On observe la même tendance en gestion. En faisant de plus en plus de place au côté technique de la gestion, on cherche par la répétition de solutions ayant déjà donné des résultats antérieurement à résoudre des situations complètement différentes mais dont les symptômes ont l’air d’être semblables. Ce faisant, on fait plus de ce que l’on faisait auparavant alors qu’il faudrait faire différent. Pour agir ainsi, il importerait d’envisager différemment le rapport que l’individu entretient maintenant avec son travail plutôt que de considérer ce rapport comme étant immuable dans le temps. En portant peu d’attention à ce qui bouleverse la relation individu – travail, on néglige les signes avant-coureurs du changement de paradigme dans lequel glissent les individus. C’est ainsi que l’on croira que, comme dans l’exemple précédant, il suffit d’offrir certains avantages financiers pour mobiliser les individus au travail et régler le problème de rétention considéré comme un problème ponctuel.

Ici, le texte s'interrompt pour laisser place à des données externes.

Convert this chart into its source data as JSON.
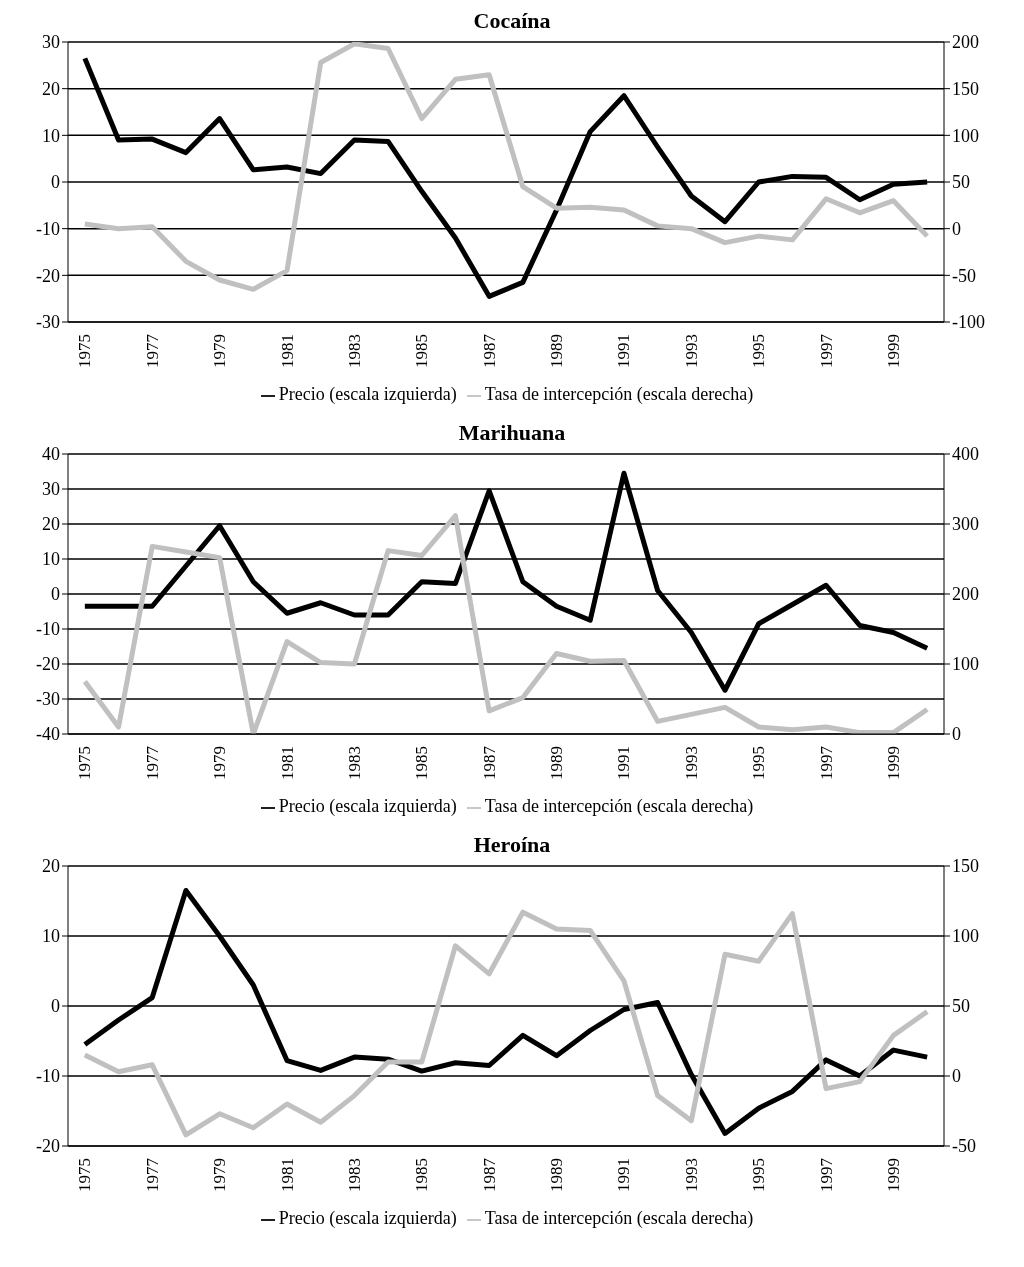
{
  "chart_data": [
    {
      "type": "line",
      "title": "Cocaína",
      "categories": [
        "1975",
        null,
        "1977",
        null,
        "1979",
        null,
        "1981",
        null,
        "1983",
        null,
        "1985",
        null,
        "1987",
        null,
        "1989",
        null,
        "1991",
        null,
        "1993",
        null,
        "1995",
        null,
        "1997",
        null,
        "1999",
        null
      ],
      "series": [
        {
          "name": "Precio (escala izquierda)",
          "color": "#000000",
          "values": [
            26.5,
            9,
            9.2,
            6.3,
            13.6,
            2.6,
            3.2,
            1.8,
            9,
            8.7,
            -2,
            -12,
            -24.5,
            -21.5,
            -6,
            10.8,
            18.5,
            7.5,
            -3,
            -8.5,
            0,
            1.2,
            1,
            -3.8,
            -0.5,
            0
          ]
        },
        {
          "name": "Tasa de intercepción (escala derecha)",
          "color": "#c0c0c0",
          "axis": "y2",
          "values": [
            5,
            0,
            2,
            -35,
            -55,
            -65,
            -45,
            178,
            198,
            193,
            118,
            160,
            165,
            45,
            22,
            23,
            20,
            3,
            0,
            -15,
            -8,
            -12,
            32,
            17,
            30,
            -8
          ]
        }
      ],
      "ylim": [
        -30,
        30
      ],
      "yticks": [
        -30,
        -20,
        -10,
        0,
        10,
        20,
        30
      ],
      "y2lim": [
        -100,
        200
      ],
      "y2ticks": [
        -100,
        -50,
        0,
        50,
        100,
        150,
        200
      ],
      "grid": "y",
      "legend": "bottom"
    },
    {
      "type": "line",
      "title": "Marihuana",
      "categories": [
        "1975",
        null,
        "1977",
        null,
        "1979",
        null,
        "1981",
        null,
        "1983",
        null,
        "1985",
        null,
        "1987",
        null,
        "1989",
        null,
        "1991",
        null,
        "1993",
        null,
        "1995",
        null,
        "1997",
        null,
        "1999",
        null
      ],
      "series": [
        {
          "name": "Precio (escala izquierda)",
          "color": "#000000",
          "values": [
            -3.5,
            -3.5,
            -3.5,
            8,
            19.5,
            3.5,
            -5.5,
            -2.5,
            -6,
            -6,
            3.5,
            3,
            29.5,
            3.5,
            -3.5,
            -7.5,
            34.5,
            1,
            -11,
            -27.5,
            -8.5,
            -3,
            2.5,
            -9,
            -11,
            -15.5
          ]
        },
        {
          "name": "Tasa de intercepción (escala derecha)",
          "color": "#c0c0c0",
          "axis": "y2",
          "values": [
            75,
            10,
            268,
            260,
            252,
            0,
            132,
            102,
            100,
            262,
            255,
            312,
            33,
            52,
            115,
            104,
            105,
            18,
            28,
            38,
            10,
            6,
            10,
            2,
            2,
            35
          ]
        }
      ],
      "ylim": [
        -40,
        40
      ],
      "yticks": [
        -40,
        -30,
        -20,
        -10,
        0,
        10,
        20,
        30,
        40
      ],
      "y2lim": [
        0,
        400
      ],
      "y2ticks": [
        0,
        100,
        200,
        300,
        400
      ],
      "grid": "y",
      "legend": "bottom"
    },
    {
      "type": "line",
      "title": "Heroína",
      "categories": [
        "1975",
        null,
        "1977",
        null,
        "1979",
        null,
        "1981",
        null,
        "1983",
        null,
        "1985",
        null,
        "1987",
        null,
        "1989",
        null,
        "1991",
        null,
        "1993",
        null,
        "1995",
        null,
        "1997",
        null,
        "1999",
        null
      ],
      "series": [
        {
          "name": "Precio (escala izquierda)",
          "color": "#000000",
          "values": [
            -5.5,
            -2,
            1.2,
            16.5,
            10,
            3,
            -7.8,
            -9.2,
            -7.3,
            -7.6,
            -9.3,
            -8.1,
            -8.5,
            -4.2,
            -7.1,
            -3.5,
            -0.5,
            0.5,
            -9.8,
            -18.2,
            -14.6,
            -12.2,
            -7.7,
            -10,
            -6.3,
            -7.3
          ]
        },
        {
          "name": "Tasa de intercepción (escala derecha)",
          "color": "#c0c0c0",
          "axis": "y2",
          "values": [
            15,
            3,
            8,
            -42,
            -27,
            -37,
            -20,
            -33,
            -14,
            10,
            10,
            93,
            73,
            117,
            105,
            104,
            68,
            -14,
            -32,
            87,
            82,
            116,
            -9,
            -4,
            29,
            46
          ]
        }
      ],
      "ylim": [
        -20,
        20
      ],
      "yticks": [
        -20,
        -10,
        0,
        10,
        20
      ],
      "y2lim": [
        -50,
        150
      ],
      "y2ticks": [
        -50,
        0,
        50,
        100,
        150
      ],
      "grid": "y",
      "legend": "bottom"
    }
  ]
}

Une instrumentalisation des moyens.

Pour la médecine, cette instrumentalisation passe par l’usage de médicaments, de processus et ou de protocoles, destinés à assurer une certaine standardisation de la solution au problème. Si l’on peut reconnaître le bien fondé de cette approche pour assurer une certaine rigueur dans l’utilisation des moyens retenues, on doit quand même reconnaître la limite de cette instrumentalisation qui génère des effets pervers dont le moindre n’est pas la déresponsabilisation des personnes à l’égard de leur propre santé.

De même, en management, le fameux quatuor « planifier – diriger - organiser – contrôler » a permis d’assurer des solutions éprouvées à des problèmes connus. Mais là aussi, des effets pervers sont apparus et qui ont provoqué une tendance à la reconfiguration des problèmes pour les faire correspondre aux solutions disponibles. Ce faisant, le management a négligé sa faculté d’anticipation dans un univers turbulent lui préférant le processus sécurisant de la planification, sans toutefois inclure l’incertitude actuelle. Il n’est donc guère surprenant que certaines décisions nous paraissent maintenant « étranges ». Que l’on songe au recours intensif au virage ambulatoire au moment où une population vieillissante a besoin de plus de temps pour se remettre d’actes chirurgicaux et dispose de moins de ressources pour ce faire. Ou encore au fait que l’attribution des classes les plus difficiles revienne, par le jeu de conventions collectives non adaptées au bouleversement actuel, aux enseignants les moins expérimentés les poussant rapidement vers un retrait de la profession.

Conclusion

S’il est une chose que le management doit mettre en œuvre pour être en mesure d’affronter avec succès cette période d’incertitude c’est justement de s’éloigner le plus possible de « l’approche médicale » pour se réconcilier avec le côté « art » de la gestion. Pour ce faire, il lui faut porter une attention particulière aux personnes davantage qu’aux problèmes qui se présentent, ne pas concevoir les difficultés qui émergent du quotidien comme ayant une existence propre indépendante des individus et, surtout, s’affranchir du carcan que peut représenter l’application de recettes éprouvées à des situations nouvelles. Une part importante de l’adaptation, voire de la survie, des organisations publiques dépend de cette ouverture des managers à de nouveaux paradigmes.